Proc IEEE Comput Soc Bioinform Conf. 2003;2:169-79.
We present a new method for conducting protein structure similarity searches, which improves on the accuracy, robustness, and efficiency of some existing techniques. Our method is grounded in the theory of differential geometry on 3D space curve matching. We generate shape signatures for proteins that are invariant, localized, robust, compact, and biologically meaningful.
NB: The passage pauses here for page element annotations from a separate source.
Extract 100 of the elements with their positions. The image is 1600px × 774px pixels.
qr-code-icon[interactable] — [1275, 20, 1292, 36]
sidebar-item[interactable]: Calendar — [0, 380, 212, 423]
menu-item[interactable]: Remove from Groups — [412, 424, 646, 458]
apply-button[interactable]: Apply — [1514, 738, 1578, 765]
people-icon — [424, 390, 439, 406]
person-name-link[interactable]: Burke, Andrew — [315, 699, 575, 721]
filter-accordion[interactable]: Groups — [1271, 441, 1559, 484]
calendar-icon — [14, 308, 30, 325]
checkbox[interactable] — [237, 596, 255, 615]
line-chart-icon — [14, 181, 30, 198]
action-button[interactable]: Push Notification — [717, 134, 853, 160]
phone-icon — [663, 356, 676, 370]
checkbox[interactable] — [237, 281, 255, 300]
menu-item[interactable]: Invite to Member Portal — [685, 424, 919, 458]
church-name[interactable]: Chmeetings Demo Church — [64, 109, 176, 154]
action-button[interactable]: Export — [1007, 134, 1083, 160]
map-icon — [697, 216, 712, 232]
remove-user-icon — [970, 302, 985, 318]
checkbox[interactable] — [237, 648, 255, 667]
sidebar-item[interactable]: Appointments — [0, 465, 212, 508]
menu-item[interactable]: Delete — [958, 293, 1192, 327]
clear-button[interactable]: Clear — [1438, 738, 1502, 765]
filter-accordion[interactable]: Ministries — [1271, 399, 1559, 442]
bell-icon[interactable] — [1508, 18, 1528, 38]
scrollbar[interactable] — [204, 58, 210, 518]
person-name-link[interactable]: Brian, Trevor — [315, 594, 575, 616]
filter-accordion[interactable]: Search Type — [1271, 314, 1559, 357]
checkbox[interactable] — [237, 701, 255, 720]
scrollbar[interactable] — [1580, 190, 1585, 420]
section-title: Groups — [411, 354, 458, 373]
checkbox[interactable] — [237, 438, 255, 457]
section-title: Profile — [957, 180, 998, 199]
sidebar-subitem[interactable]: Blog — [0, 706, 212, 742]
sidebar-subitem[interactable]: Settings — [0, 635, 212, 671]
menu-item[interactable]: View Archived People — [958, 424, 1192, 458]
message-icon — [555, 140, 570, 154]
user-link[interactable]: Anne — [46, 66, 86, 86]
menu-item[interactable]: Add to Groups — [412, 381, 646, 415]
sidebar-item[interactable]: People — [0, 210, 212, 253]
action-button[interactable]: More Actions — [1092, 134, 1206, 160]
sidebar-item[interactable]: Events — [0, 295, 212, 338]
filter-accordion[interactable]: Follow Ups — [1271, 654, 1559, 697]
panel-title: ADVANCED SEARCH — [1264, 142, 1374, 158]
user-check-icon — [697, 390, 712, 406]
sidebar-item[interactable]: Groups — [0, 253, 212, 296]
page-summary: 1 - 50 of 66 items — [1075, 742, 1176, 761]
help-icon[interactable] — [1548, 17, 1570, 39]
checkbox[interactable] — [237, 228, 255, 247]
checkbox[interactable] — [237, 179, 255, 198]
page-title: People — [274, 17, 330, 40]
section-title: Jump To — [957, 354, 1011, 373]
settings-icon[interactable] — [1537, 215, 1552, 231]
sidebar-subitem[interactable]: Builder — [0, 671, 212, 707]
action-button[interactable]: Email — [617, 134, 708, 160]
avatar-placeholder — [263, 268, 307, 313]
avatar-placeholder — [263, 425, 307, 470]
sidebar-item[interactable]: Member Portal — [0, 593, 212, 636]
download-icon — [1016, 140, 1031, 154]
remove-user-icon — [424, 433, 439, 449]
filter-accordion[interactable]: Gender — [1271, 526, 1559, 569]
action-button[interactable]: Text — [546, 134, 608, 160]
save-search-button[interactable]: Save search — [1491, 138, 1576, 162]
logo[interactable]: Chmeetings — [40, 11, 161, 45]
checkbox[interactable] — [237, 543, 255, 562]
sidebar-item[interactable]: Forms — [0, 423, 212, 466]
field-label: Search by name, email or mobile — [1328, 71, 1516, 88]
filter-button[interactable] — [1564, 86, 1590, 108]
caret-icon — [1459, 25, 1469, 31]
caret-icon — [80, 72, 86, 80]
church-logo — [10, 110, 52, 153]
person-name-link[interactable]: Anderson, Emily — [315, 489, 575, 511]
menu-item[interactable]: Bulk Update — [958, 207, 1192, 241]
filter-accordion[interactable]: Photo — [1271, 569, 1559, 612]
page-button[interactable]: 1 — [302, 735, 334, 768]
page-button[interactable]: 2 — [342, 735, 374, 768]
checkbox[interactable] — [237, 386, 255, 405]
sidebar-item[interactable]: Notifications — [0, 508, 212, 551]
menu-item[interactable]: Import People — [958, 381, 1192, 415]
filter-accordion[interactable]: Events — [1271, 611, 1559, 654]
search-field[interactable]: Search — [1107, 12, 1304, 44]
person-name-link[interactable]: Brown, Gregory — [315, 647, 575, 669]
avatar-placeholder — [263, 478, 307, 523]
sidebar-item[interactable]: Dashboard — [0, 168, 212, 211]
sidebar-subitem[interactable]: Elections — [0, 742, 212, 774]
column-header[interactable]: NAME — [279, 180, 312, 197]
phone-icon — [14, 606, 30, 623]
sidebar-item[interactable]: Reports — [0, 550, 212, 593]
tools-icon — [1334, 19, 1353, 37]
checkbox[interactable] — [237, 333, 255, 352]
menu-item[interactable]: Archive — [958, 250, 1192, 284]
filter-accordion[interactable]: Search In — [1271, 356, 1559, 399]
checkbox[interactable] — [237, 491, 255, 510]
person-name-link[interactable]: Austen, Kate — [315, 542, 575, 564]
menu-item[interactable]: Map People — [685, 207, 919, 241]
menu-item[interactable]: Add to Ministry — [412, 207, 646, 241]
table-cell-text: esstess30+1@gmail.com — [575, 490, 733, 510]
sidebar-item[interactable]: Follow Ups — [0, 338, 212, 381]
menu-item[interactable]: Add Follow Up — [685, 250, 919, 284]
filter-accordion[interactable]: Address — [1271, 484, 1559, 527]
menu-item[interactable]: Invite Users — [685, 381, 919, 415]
To improve matching accuracy, we smooth the noisy raw atomic coordinate data with spline fitting. To improve matching efficiency, we adopt a hierarchical coarse-to-fine strategy. We use an efficient hashing-based technique to screen out unlikely candidates and perform detailed pairwise alignments only for a small number of candidates that survive the screening process. Contrary to other hashing based techniques, our technique employs domain specific information (not just geometric information) in constructing the hash key, and hence, is more tuned to the domain of biology. Furthermore, the invariancy, localization, and compactness of the shape signatures allow us to utilize a well-known local sequence alignment algorithm for aligning two protein structures. One measure of the efficacy of the proposed technique is that we were able to discover new, meaningful motifs that were not reported by other structure alignment methods.
我们提出了一种进行蛋白质结构相似性搜索的新方法,该方法在准确性、鲁棒性和效率方面对一些现有技术进行了改进。我们的方法基于三维空间曲线匹配的微分几何理论。我们为蛋白质生成形状特征,这些特征具有不变性、局部性、鲁棒性、紧凑性且具有生物学意义。为了提高匹配准确性,我们用样条拟合对有噪声的原始原子坐标数据进行平滑处理。为了提高匹配效率,我们采用分层的由粗到精策略。我们使用一种基于高效哈希的技术筛选出不太可能的候选对象,并且仅对在筛选过程中幸存的少数候选对象进行详细的成对比对。与其他基于哈希的技术不同,我们的技术在构建哈希键时采用特定领域信息(不仅仅是几何信息),因此,更适合生物学领域。此外,形状特征的不变性、局部性和紧凑性使我们能够利用一种著名的局部序列比对算法来比对两个蛋白质结构。所提出技术有效性的一个衡量标准是,我们能够发现其他结构比对方法未报告的新的、有意义的基序。